A majority of more than 1,000 enterprise IT decision makers in North America and Europe resorted to hiring freezes, staff reductions or pay and benefits decreases in an effort to lessen IT budgets and spend, Forrester Research reports.
Enterprise IT executives reported that nearly 70% of their IP operating budget allocation goes toward ongoing operations and maintenance, and for North American IT leaders more than one-quarter (26%) of that budget is spent on salary and benefits for full-time IT staffers. In Europe, 22% of similar operating budgets is dedicated to maintaining staff.
"IT staff salaries and benefits continue to be the largest part of the IT operating budget," the Forrester report reads.
"Hiring freezes and layoffs top the list of actions that firms expect to take this year as a result of current economic conditions."

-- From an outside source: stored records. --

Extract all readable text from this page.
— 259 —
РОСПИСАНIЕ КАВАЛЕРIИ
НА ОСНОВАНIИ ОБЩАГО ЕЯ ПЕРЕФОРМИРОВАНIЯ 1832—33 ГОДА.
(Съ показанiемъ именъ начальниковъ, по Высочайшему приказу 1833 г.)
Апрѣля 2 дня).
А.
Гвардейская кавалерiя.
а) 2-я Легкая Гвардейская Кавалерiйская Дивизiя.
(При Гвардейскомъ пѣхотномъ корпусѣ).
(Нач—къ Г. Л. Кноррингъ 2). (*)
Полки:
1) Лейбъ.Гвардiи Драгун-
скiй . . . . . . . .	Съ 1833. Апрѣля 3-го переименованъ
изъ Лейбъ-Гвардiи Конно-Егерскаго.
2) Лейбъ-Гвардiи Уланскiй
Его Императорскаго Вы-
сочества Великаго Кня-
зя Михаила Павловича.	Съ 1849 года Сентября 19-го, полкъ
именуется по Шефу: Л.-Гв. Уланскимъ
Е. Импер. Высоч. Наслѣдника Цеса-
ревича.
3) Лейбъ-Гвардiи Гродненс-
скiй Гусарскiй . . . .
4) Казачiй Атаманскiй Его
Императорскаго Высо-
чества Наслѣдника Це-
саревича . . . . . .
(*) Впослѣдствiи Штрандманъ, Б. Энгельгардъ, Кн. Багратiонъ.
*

Survey data reveals that 61% of enterprise IT firms said they expect to reduce staff headcount in 2009 compared with 2008, with 23% of those planning to reduce staff by 5% or more.
"Compensation for IT staff also takes a hit, as 54% of firms plan for decreases," the report adds.
On the SMB front, Forrester found that staff cuts weren't the first place the smaller companies looked to make cuts. The research firm polled more than 1,250 SMB IT decision-makers between February and May 2009.
More than half of SMB IT departments will maintain the same headcount they had compared with 2008, but about 30% plan to decrease staff, and 13% report they will reduce staff by 5% or more.
SMB IT decision makers also report similar results for pay and benefits, with 50% intending to maintain 2008 levels and 31% expecting decreases in 2009.
"Hiring freezes top the list of actions that firms expect to take as a result of current economic conditions, followed by reducing the use of contractors and consultants, and deferring of capital investment," the report states.